Comments of the week: On technology, retention, and dentistry

GothamSchools commenters didn’t take much of a vacation this year. This week, they were already back in action, releasing some steam and sparking a few debates worth highlighting in our regular weekly roundup.

(As a reminder, each Friday we highlight a sampling of our favorite comments from the week. Review our commenting policy to find out more about what we like.)

Our story describing the report out this week from Governor Cuomo’s education reform commission sparked a discussion of education technology. Digging into the report, readers picked up on one of the recommendations we’d given less attention — the suggestion to create “innovation zones” to spark novel uses of technology in the classroom.

A technology teacher named Steve Kinney who said he works at a school involved in city’s iLearn pilot applauded the recommendation. “I can only imagine,” he wrote, that the “innovation zone” idea “is based on the similarly named program in New York City,” which he applauded for improving on itself each year.

The program has allowed us to offer courses to our juniors and seniors that we would not have been able to offer otherwise (most notably: AP courses). It allows us to be more flexible with our scheduling and use the time students spend with their teachers having rich discussions about the content they were introduced to outside of the classroom. Additionally, as part of the program, we now have access to a wide number of instructional media like NBC Learn and Discovery—not to mention the equipment we’ve received as part of the program, which has been a tremendous blessing. Basically, it’s saved us money and allowed us to do a better job serving our students and I’d like to see something similar at the state level and based on what’s happening in New York City.

“I noticed that…” replied skeptically, pointing Steve to a dispatch by Diane Ravitch about the Rocketship program’s blended-learning model, which Ravitch described as a way to cut costs by replacing teachers with computers. The commenter wrote:

I strongly feel that everyone should look, with the an overt sense of leeriness, into the fervent push for too much technology in schools at the cost of human decapitalization.

Pogue chimed in, saying, “I think children in front of computers is a poor and lonely way to learn.”Kinney replied by explaining how the blended learning model works at his school:

I don’t think I ever said anything about sitting students in front of a computer and passing that off as learning. In fact, I said the opposite. Students have been doing work at alone at home (outside the classroom) for years—it’s called homework and—in my experience—it’s a pretty lonely ordeal. At my school, we roll with a blended model. The online learning piece allows students to collaborate when they’re not sitting in the same room together. It’s the opposite of lonely. In addition, students have had the chance to review the material and familiarize themselves with it. When they come in to class, the teacher can skip the boring chalk and talk and dig in to interesting projects that let students apply what they’ve learned to the real world.

Another reader, “celt,” revived a discussion from before the holiday about the role of alternative certification programs in rising teacher retention challenges.

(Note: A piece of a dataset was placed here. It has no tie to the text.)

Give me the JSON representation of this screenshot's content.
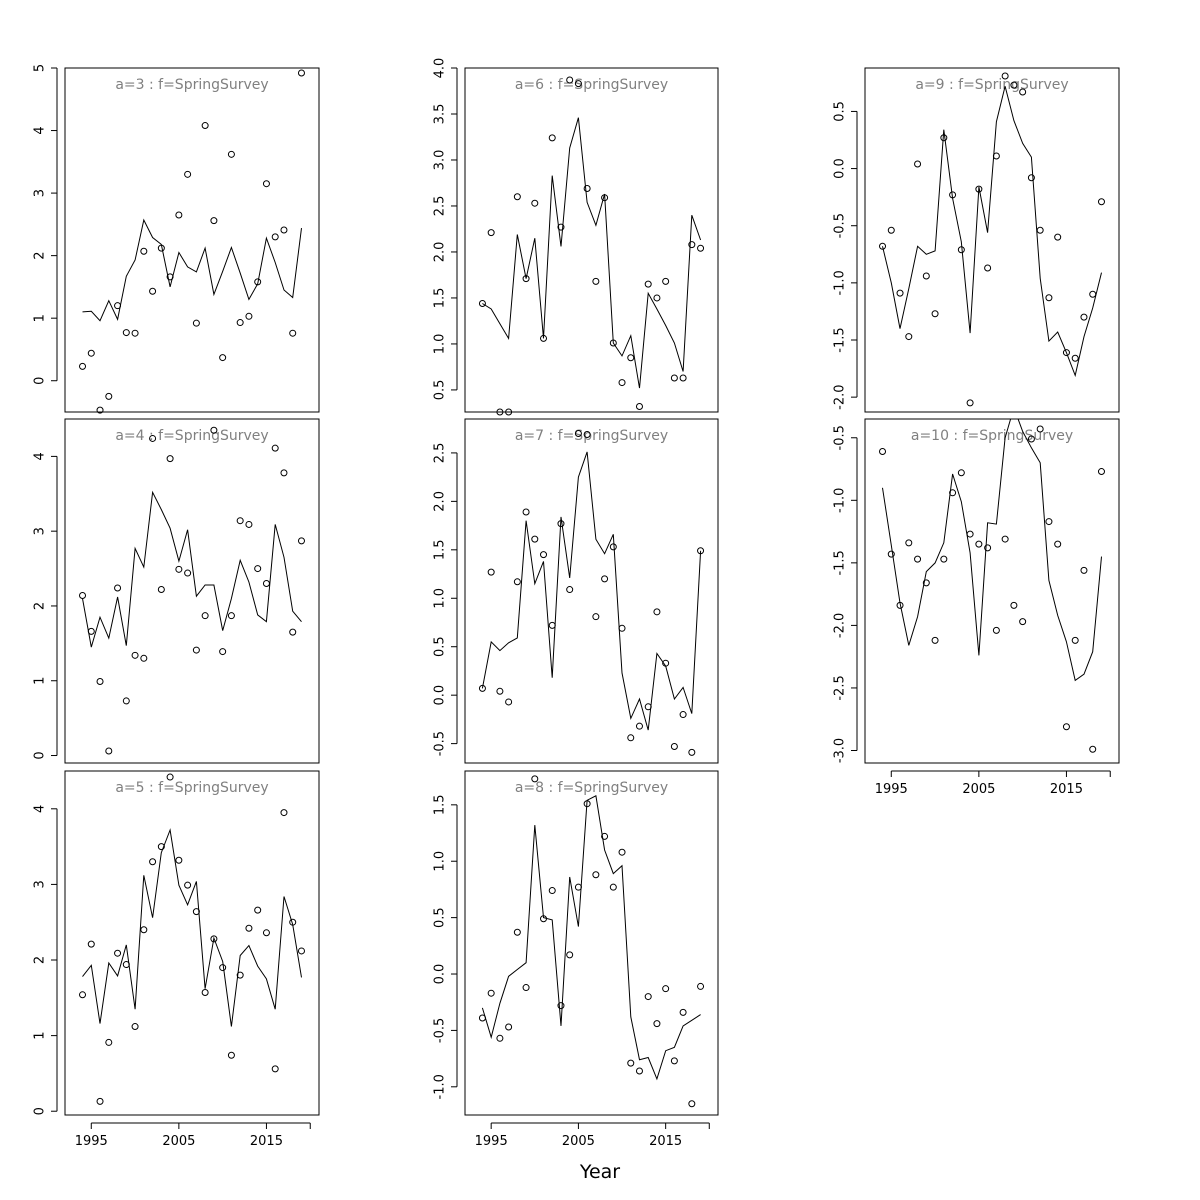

Commenter “mg,” who identified himself as a member of an alternative certification program, had argued in a comment that funding for the program should be redirected to supporting veteran teachers.

Celt replied by describing how most of the alternative-certification cohort celt attended, from CUNY’s Teaching Opportunity Program, had actually stayed in the classroom for the past decade. But celt endorsed mg’s broader point that certification programs should make long-term retention a goal:

I agree with mg; the only point of any alternate track program is to put quality teachers in the classroom. I reject the idea that since jobs are hard to find, it’s OK to teach for a few years and then abandon the students who’ve begun to rely on you. Other careers, OK, but you shouldn’t even think about teaching if the students are not your first priority. DO SOMETHING ELSE!

Another story this week, about a trip by United Federation of Teachers president Michael Mulgrew and several mayoral hopefuls to look at a program in Cleveland, raised a discussion about community schools.
Mary Conway-Spiegel commented that bringing nonacademic services to schools would return the city to its roots:

As a former public school student I saw a dentist at my local community elementary school in Manhattan when I was 7 years old.  Many of us who went through the system and now have children in Traditional Public Schools remember the days of being able to walk to and from school, then a center of the community and we wish the same for our children today – in fact we’ve begged for it.  Our begging has been for naught. It’s common sense: return to the Community School model and the Community becomes a stakeholder, becomes part of the circle of accountability.